Eles viram irregularidades em torno da morte do ex-craque da Argentina. Maradona estava sendo atendido, na última etapa de vida, por Luque, seu advogado, e pela equipe médica que ele havia nomeado. Os acusados negam algum tipo de conduta imprópria.
O astro argentino morreu aos 60 anos em 25 de novembro de 2020. Pela autópsia, a causa da morte foi um “edema agudo de pulmão secundário à insuficiência cardíaca crônica exacerbada”. O ex-jogador tinha “cardiomiopatia dilatada”.
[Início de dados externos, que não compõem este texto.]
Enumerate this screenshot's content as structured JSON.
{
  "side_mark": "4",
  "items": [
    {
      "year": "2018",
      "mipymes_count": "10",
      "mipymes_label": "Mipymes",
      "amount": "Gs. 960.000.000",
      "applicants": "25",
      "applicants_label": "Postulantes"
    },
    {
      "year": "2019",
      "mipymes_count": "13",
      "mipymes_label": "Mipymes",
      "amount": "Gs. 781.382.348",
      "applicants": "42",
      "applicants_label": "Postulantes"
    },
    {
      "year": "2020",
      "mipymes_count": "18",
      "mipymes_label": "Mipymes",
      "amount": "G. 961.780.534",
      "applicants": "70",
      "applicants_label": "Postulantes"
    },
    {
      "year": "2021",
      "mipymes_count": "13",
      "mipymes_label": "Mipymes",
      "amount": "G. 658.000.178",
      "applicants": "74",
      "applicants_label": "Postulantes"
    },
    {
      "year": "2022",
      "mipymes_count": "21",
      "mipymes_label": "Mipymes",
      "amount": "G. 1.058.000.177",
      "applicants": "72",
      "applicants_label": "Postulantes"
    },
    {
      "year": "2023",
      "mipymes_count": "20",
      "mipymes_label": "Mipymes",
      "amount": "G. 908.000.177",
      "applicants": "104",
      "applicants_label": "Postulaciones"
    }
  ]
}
Ex-craque já teve problemas com drogas e sofria de alcoolismo

Maradona, por anos, também lutou contra a dependência de drogas, tendo sido preso pela primeira vez em 1991, em função do uso de substâncias ilegais.
No entanto, os problemas que o assolavam no momento eram ligados ao alcoolismo, conforme relatou o La Prensa. Ele vinha de uma internação em uma clínica da cidade de La Plata, ocorrida no dia 2 de novembro de 2020, devido a anemia e desidratação.
No dia seguinte, foi transferido para um sanatório no bairro de Buenos Aires, Olivos, e passou por uma cirurgia de hematoma subdural (acúmulo de sangue entre o cérebro e o osso do crânio).
Teve alta no dia 11 de novembro e se mudou para uma casa em um bairro particular de Tigre, onde passou seus últimos dias.